There are few words to describe how delicious this cake is.  Hubby ranked it in his “top 5 desserts ever” (and he assures me he keeps a very diligent list in his head) and I have to agree.  The bottom apple layer is a rich custard, the middle layer is the perfect white cake, and the top has a perfect sugary crunch.  Every bite made me sigh.

Unfortunately the cake was too huge to eat before it went bad so I’m going to try this in miniature size post-December (or maybe for Thanksgiving).  Up next in my baking horizon: gluten free pumpkin and apple treats.

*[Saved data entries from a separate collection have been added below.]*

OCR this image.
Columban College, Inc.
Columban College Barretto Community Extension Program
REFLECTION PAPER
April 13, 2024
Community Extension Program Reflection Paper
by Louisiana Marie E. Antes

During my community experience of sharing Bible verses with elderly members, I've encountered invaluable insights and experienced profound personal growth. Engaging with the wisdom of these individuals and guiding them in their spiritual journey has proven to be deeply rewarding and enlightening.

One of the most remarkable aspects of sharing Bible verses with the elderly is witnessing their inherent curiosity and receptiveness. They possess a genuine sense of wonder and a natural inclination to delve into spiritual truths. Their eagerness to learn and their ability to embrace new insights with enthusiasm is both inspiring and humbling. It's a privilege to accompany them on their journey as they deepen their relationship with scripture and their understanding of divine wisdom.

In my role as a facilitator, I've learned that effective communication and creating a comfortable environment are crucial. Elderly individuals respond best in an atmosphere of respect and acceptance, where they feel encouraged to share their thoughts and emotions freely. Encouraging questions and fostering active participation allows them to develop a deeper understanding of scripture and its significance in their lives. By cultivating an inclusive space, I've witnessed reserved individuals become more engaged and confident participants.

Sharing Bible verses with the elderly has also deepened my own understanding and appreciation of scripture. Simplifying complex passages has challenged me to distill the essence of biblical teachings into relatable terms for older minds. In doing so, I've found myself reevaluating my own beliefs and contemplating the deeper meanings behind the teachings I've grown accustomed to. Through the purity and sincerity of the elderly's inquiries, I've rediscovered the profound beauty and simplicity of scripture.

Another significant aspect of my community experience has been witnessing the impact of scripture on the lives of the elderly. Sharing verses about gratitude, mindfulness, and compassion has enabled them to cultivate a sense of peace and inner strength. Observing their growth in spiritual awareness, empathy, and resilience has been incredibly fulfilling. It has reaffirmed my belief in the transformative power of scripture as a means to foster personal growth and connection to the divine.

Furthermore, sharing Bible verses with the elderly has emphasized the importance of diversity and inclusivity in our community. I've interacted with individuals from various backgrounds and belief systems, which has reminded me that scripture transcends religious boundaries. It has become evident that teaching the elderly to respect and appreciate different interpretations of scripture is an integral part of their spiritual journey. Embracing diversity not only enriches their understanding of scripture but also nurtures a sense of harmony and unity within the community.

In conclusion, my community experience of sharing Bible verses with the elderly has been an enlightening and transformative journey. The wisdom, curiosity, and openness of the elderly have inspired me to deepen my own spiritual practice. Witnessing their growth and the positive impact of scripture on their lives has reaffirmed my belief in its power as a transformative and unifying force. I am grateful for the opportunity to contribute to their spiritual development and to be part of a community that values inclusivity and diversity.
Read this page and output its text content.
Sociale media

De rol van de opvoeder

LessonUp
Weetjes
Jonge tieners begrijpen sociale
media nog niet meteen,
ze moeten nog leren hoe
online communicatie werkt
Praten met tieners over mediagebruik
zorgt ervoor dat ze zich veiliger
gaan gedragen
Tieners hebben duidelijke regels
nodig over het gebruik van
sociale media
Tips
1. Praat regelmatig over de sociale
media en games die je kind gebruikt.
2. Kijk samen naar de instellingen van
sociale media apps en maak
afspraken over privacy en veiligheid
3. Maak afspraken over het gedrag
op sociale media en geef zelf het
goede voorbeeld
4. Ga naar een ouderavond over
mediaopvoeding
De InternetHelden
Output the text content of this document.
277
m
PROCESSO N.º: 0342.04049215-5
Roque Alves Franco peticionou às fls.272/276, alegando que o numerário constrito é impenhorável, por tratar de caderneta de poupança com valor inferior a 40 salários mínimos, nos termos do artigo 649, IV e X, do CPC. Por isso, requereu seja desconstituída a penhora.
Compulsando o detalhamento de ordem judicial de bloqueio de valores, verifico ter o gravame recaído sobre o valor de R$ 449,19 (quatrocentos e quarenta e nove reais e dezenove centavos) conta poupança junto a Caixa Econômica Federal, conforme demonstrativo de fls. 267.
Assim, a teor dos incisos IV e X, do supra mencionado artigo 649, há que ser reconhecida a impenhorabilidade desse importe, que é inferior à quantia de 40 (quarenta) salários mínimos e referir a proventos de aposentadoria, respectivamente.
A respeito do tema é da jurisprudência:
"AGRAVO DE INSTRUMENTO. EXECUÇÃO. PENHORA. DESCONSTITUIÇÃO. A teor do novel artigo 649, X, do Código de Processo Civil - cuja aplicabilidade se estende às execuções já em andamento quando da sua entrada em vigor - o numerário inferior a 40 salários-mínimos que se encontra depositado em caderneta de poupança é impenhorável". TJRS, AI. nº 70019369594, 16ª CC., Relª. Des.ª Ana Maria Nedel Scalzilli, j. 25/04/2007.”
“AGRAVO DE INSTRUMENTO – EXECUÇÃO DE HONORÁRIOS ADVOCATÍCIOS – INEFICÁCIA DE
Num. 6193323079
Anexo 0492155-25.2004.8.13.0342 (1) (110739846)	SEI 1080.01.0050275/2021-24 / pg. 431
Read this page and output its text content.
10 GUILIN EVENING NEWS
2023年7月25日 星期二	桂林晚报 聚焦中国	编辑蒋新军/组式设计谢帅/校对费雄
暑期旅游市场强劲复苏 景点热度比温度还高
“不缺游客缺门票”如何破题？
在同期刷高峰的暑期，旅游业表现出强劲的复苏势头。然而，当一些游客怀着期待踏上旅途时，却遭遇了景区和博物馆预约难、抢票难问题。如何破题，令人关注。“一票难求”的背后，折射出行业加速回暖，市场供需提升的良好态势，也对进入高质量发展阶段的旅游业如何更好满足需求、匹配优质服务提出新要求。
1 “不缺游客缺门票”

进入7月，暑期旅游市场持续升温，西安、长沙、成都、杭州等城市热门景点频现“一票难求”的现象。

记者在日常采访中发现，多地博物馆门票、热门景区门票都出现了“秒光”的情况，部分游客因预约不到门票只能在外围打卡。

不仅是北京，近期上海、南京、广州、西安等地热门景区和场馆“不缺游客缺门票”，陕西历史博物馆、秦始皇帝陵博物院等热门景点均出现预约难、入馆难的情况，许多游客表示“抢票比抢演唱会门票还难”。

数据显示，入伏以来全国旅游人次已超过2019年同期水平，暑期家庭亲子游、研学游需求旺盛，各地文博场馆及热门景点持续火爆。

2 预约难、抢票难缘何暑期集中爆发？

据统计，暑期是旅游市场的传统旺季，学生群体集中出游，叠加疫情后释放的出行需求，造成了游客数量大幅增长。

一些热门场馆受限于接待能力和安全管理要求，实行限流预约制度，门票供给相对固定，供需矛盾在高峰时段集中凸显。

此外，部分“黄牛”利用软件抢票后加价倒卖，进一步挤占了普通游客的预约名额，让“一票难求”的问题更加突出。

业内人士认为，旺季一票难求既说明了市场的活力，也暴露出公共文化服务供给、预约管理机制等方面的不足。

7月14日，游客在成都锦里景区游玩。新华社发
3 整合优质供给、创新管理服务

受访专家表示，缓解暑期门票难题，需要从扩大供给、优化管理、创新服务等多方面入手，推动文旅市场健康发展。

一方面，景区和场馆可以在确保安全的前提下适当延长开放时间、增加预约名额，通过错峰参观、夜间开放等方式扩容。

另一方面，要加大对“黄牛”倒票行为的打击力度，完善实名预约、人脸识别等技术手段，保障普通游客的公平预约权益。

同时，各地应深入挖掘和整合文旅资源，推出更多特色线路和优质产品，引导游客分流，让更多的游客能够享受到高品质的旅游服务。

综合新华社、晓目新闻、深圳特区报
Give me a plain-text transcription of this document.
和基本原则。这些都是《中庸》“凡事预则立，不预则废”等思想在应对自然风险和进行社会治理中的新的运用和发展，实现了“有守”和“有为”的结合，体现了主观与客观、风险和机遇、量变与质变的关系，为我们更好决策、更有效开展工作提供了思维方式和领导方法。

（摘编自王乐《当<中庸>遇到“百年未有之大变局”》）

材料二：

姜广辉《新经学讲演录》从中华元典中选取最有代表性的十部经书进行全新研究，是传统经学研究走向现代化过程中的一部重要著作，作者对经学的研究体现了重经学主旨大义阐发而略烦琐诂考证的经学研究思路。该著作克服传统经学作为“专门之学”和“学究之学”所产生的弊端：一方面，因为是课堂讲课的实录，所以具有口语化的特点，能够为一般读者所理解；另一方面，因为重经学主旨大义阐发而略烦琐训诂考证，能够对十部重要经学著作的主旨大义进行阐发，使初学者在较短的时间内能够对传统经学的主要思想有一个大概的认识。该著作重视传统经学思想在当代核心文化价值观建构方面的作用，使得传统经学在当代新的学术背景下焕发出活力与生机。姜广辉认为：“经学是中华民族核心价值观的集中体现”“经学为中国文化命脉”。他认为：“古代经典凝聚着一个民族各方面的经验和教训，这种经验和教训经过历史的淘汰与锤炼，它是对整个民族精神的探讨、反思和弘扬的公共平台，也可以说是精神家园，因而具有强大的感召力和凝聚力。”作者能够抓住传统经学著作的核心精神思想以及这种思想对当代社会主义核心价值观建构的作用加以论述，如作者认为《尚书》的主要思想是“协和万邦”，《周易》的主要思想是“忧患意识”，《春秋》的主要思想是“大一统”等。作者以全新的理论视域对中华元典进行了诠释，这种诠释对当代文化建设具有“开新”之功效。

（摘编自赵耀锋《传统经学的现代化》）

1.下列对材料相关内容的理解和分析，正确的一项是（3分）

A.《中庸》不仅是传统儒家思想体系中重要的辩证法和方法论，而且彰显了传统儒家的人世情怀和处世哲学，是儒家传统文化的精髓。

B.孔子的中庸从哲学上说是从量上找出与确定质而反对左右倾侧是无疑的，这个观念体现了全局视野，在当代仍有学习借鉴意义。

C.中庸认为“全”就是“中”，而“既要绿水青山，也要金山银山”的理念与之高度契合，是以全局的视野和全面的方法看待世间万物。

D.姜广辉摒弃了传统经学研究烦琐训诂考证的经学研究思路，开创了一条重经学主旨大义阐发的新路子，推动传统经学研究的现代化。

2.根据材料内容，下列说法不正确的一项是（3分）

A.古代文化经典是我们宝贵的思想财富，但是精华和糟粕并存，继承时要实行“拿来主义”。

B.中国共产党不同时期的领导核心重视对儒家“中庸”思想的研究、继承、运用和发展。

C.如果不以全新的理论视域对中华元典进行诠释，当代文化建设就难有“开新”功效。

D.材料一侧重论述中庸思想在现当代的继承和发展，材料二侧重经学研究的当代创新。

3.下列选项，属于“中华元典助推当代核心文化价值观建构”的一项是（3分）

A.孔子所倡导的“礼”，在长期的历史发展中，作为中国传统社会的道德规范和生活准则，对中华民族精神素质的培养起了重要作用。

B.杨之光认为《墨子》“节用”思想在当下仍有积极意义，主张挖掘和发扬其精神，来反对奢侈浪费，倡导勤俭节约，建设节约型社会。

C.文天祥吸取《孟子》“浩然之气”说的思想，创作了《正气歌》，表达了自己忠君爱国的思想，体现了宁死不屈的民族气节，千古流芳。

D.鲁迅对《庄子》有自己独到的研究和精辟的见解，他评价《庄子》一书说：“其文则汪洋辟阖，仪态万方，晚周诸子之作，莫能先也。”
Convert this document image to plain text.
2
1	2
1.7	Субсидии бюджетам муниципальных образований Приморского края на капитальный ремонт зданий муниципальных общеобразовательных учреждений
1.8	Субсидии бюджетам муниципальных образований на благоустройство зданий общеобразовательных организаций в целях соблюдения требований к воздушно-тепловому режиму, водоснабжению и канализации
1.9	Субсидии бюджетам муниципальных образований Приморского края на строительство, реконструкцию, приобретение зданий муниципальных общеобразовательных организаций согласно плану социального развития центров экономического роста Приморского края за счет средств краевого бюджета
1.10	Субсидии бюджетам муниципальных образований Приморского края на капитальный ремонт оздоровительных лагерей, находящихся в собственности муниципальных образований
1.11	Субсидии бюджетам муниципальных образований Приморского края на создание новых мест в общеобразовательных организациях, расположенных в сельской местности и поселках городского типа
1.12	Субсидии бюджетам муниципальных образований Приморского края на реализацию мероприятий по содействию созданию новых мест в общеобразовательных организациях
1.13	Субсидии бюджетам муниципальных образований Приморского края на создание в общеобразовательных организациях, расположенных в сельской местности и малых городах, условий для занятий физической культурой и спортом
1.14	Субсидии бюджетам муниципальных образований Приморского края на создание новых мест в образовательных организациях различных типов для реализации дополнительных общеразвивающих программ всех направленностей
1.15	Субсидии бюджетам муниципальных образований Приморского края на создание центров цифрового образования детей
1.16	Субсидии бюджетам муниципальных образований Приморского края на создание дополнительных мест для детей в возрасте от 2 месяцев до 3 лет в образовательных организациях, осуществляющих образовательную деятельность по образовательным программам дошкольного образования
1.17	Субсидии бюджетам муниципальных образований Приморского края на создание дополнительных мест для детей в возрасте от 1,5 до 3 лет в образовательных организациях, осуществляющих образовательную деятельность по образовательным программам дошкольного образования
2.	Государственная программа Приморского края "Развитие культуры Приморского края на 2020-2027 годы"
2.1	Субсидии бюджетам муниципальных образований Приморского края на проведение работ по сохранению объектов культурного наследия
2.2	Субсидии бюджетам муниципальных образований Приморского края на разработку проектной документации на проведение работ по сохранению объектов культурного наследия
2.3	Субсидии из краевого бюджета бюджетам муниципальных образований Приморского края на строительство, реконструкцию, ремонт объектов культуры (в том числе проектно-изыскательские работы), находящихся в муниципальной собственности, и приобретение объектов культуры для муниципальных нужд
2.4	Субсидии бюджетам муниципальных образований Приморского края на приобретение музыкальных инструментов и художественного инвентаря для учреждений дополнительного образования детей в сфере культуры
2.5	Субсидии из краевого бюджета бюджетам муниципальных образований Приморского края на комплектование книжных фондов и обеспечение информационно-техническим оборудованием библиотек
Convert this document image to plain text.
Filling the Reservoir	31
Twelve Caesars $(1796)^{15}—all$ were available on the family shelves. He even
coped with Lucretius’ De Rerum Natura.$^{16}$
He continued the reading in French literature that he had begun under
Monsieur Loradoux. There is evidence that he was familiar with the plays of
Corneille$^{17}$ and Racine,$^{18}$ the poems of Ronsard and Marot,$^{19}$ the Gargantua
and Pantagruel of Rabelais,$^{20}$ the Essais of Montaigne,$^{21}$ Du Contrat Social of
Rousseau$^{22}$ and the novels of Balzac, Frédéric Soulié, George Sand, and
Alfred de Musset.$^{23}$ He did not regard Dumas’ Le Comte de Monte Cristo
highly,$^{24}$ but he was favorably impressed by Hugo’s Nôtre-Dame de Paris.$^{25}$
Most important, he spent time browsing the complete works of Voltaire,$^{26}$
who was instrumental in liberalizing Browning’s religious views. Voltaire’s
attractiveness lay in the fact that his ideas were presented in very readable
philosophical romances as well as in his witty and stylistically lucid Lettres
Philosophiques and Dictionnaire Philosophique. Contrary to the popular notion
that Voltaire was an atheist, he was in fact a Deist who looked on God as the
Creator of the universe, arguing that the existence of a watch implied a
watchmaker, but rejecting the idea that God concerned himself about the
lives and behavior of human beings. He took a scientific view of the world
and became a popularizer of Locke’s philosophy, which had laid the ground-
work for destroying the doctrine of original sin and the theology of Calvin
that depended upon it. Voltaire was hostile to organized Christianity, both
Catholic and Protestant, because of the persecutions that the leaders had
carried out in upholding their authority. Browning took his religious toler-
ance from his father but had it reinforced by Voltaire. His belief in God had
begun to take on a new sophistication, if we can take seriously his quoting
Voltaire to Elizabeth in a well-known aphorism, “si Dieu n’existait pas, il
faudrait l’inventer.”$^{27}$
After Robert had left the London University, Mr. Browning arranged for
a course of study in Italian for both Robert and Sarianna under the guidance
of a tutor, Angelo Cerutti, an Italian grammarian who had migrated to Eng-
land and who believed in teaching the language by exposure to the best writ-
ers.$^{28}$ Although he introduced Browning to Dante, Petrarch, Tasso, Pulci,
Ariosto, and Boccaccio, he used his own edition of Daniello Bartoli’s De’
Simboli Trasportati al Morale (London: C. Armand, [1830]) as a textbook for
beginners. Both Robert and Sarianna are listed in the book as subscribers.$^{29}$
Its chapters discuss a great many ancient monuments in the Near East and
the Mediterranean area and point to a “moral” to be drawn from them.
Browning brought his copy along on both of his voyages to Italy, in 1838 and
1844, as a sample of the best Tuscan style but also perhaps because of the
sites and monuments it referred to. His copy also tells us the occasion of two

Adapted from Cook’s Illustrated, September 2012.  


1 1/2 pounds Macoun (or other tart and crispy) apples, peeled, cored, cut in half crosswise and sliced 1/8 inch thick
1 tablespoon Calvados (french apple brandy)
1 teaspoon lemon juice
5 ounces all purpose flour (1 cup), plus an extra 2 tablespoons to firm up “cakey” middle layer
7 ounces sugar (1 cup), plus some to make the top crispy
2 teaspoons baking powder
1/2 teaspoon salt
1 egg plus 2 yolks for the custardy bottom layer
1 cup vegetable oil
1 cup whole milk
1 teaspoon vanilla extract

Confectioners’ sugar for dusting

Preheat oven to 325 degrees. Spray 9-inch springform pan with vegetable oil spray and put on baking sheet lined with aluminum foil.

Microwave apples until you can bend them without snapping, about 4 minutes. Toss the apples with the brandy and lemon juice and let cool for 15 minutes.

Meanwhile, measure out the rest of your ingredients. Whisk 5 oz flour, 7 oz sugar, baking powder, and salt together in small bowl. Whisk 1 egg, oil, milk, and vanilla together in a larger bowl until smooth. Add dry ingredients to wet ingredients and whisk together.  Reserve 1 cup of batter for the top layer.

Add egg yolks to main batter and whisk.  Fold the cooled apples in and pour batter into spring-form pan.  This will be your custard layer.  Spread the batter around pan and lightly press down to create a compact apple layer.

Whisk remaining 2 tablespoons flour into your reserved batter. This will create the “cakeier” layer. Pour this over the apple layer already in pan and again spread evenly to create a smooth, even layer. Sprinkle the top evenly with sugar – this is what gives it the perfect crunch (think the best part of muffins).

Bake until a toothpick comes out clean and the top is golden.  The original recipe said this would take 75 minutes, but only took 45 in my mini-convection oven.  Keep and eye on it and don’t let the top burn (one edge of mine did, which was the only part that was marred!).

Transfer the spring-form pan to wire rack and let cool for 5 minutes. Run paring knife around sides of pan, remove outer layer of pan and then let cool completely, 2 to 3 hours before removing bottom (I used a cake lifter to move it to a cake plate).  Dust lightly with confectioners’ sugar and enjoy.  This will literally be the best dessert you have ever eaten.


3 Responses to “French Apple Cake”

  1. Conor Bofin October 9, 2012 at 2:44 pm #

    Lovely looking apple cake.
    Post me some, please.

  2. Kelly October 10, 2012 at 8:33 pm #

    I am going to try and make this on Saturday. So sorry we missed you when you were in San Francisco!

    • vegetarianepicurean October 10, 2012 at 8:35 pm #

      You are going to love it!

      Hopefully we will see you soon – SF was in March but hopefully I can come again and visit you guys.